In a world where the Internet is becoming the main portal for consumer shopping, will any room be left for the traditional hustle and bustle that once encapsulated the UK High Street? The recent administration of retail giants HMV, Blockbuster, and Jessops has led to the questioning of the commercial viability of the traditional High Street names. Online shopping or ‘E-commerce’ is one of the fastest growing global markets and in conjunction with the economic downturn, is somewhat eclipsing traditional methods of shopping. Is the liquidation of traditional retail firms symptomatic of the collapse of the High Street?
The Centre for Retail Research illustrates that the UK has the biggest online share of retail business in Europe. The year 2011 saw total online sales surpass the £50 billion mark, accounting for twelve percent of total retail trade. This is an astonishing increase from just under nine percent in 2008. But a further year has passed, and 2012 foresaw growth of a similar magnitude, but a number of casualties of traditional High Street names following sharp downfalls in profitability. The demise of the local shopping environment is an overwhelmingly dismal prospect. What is a local town deprived of a central hub of commerce? It really is tragic.
How exactly has this swift growth in E-commerce had such a sizeable impact, as to warrant the death of the High Street? One explanation lies within the failure of a number of firms to fully embrace and appreciate the significance of E-commerce.
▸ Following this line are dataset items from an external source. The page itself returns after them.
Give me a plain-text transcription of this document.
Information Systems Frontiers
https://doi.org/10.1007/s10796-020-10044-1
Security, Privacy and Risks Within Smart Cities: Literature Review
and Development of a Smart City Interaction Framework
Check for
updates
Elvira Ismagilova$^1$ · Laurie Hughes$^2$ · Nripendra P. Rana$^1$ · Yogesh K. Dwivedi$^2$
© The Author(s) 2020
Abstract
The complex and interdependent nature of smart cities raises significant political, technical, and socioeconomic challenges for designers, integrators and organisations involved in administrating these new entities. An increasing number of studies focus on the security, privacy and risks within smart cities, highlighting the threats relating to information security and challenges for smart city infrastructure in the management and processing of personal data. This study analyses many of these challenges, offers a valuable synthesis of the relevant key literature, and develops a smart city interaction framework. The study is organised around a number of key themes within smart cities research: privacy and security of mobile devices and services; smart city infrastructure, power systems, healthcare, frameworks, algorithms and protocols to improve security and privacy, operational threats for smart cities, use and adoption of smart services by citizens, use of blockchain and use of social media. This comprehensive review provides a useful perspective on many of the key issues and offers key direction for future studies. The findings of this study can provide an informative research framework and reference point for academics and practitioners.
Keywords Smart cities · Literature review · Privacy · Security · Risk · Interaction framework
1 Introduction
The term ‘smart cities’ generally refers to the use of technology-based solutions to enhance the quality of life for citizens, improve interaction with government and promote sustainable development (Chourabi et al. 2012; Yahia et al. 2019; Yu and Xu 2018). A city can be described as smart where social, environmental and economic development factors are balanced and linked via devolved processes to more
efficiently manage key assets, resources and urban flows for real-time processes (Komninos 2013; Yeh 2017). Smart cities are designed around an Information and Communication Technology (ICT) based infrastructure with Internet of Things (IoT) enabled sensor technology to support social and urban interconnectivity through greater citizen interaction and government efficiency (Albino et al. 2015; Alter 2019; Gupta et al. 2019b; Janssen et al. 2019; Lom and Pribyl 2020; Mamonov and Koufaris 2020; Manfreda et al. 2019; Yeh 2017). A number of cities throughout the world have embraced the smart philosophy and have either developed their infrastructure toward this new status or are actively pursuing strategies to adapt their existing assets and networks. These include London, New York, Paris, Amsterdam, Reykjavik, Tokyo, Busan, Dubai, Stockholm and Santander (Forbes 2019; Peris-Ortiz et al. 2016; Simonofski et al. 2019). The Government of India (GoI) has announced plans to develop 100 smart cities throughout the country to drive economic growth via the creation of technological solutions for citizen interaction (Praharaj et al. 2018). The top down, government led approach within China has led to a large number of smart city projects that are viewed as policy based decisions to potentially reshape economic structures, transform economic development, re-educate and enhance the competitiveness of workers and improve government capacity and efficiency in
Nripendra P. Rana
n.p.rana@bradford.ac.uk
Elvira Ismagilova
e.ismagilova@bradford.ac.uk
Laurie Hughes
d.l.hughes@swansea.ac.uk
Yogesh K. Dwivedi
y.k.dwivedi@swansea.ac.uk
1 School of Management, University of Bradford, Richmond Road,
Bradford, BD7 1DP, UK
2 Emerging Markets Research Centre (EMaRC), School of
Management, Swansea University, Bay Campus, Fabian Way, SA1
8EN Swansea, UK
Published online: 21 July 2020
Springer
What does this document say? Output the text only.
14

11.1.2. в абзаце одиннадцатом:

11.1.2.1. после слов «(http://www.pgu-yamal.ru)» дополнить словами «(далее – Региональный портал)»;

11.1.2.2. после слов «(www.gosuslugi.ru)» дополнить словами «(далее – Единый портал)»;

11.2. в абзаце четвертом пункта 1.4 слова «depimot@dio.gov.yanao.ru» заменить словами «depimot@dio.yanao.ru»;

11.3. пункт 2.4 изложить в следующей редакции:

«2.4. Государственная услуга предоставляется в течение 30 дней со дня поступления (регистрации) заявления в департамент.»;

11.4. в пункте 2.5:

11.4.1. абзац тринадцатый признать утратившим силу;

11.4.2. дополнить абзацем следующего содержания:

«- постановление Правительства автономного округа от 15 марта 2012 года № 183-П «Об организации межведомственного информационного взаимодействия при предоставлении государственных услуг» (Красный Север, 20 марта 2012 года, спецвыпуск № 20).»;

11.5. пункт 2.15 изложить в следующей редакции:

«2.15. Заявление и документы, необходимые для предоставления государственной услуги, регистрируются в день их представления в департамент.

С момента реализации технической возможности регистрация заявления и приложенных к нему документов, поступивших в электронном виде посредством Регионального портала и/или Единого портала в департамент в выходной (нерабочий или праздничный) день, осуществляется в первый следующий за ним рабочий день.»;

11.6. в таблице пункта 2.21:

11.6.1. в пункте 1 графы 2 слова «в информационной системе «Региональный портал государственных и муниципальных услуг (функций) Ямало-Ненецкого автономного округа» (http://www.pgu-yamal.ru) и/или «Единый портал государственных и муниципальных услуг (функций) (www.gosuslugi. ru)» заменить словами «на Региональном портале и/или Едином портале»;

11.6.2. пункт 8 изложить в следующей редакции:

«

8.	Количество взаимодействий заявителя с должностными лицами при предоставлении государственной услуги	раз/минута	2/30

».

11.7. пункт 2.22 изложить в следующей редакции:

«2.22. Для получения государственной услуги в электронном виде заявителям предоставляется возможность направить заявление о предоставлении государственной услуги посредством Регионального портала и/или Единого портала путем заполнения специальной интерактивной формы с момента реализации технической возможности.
This stumbling block has allowed the more innovative retail corporations to gain a comparative advantage, and outpace competitors in internet sales. Many retail giants failed to generate a well-established online user experience. The average consumer is more likely to buy products on a site that is easily accessible, perhaps including inventive features such as product zoom, 360-degree views and catwalk videos. Easy access to other user reviews is another indispensable trait of online shopping, and certainly somewhat contributes to the success of retail titans Ebay and Amazon. In fact, sixty percent of the population routinely use the Internet to obtain goods. It seems that the remaining standing firms have to learn to compete, or accept defeat.
Of course, there are further complications; including the issue of value for money – this concept no doubt drives the real retail destinations of the majority of consumers. As a young teenager in an Easons’ bookshop, I recall looking to complete the rest of my much-loved Alex Rider series. Yet the higher in-store prices resulted in resorting to online browsing, which is no doubt a familiar story for many. Admittedly, I haven’t purchased a book from anywhere other than Amazon ever since. Are we all culpable in this High Street calamity? The comparisons between online and in-store prices are often astounding. In fact, shop in a high end clothes store and expect to pay premium prices, but shop through an online re-seller and it seems that discounted bills and price comparisons are commonplace.
This undoubtedly leaves the retail giants with an impending dilemma. If high street chains do not adapt swiftly to current consumer spending behaviours they will become obsolete shells, leaving our cities and towns lacking in any kind of vibrancy. There are a number of actions that have been proposed to combat the death of the High Street, as recently discussed on the panel series by the Guardian. In order to survive, the High Street must reverse the trend of creating large areas of ‘monofunctional’ retail spaces, initially built to fight of the threat of out of town retail parks. This only produced high rent premises that immediately became occupied by the giants- a situation that now cannot be maintained as a result of this the high street online competition. As suggested by Chris Baguely of Bridging Finance Limited, “The high street of the future will still be a focal point for the community but it will (need to have) have a different emphasis”. The High Street must transform its spatial importance to a centre of social interaction, shifting emphasis to bars, restaurants and cafes; providing niche services that even the complex abilities of the World Wide Web cannot replicate. This is necessary to re-establish the High Street as a flourishing centre of trade and business. But for now, it appears that solitary streets are the inevitable future, and until it transforms, the High Street will continue to crumble.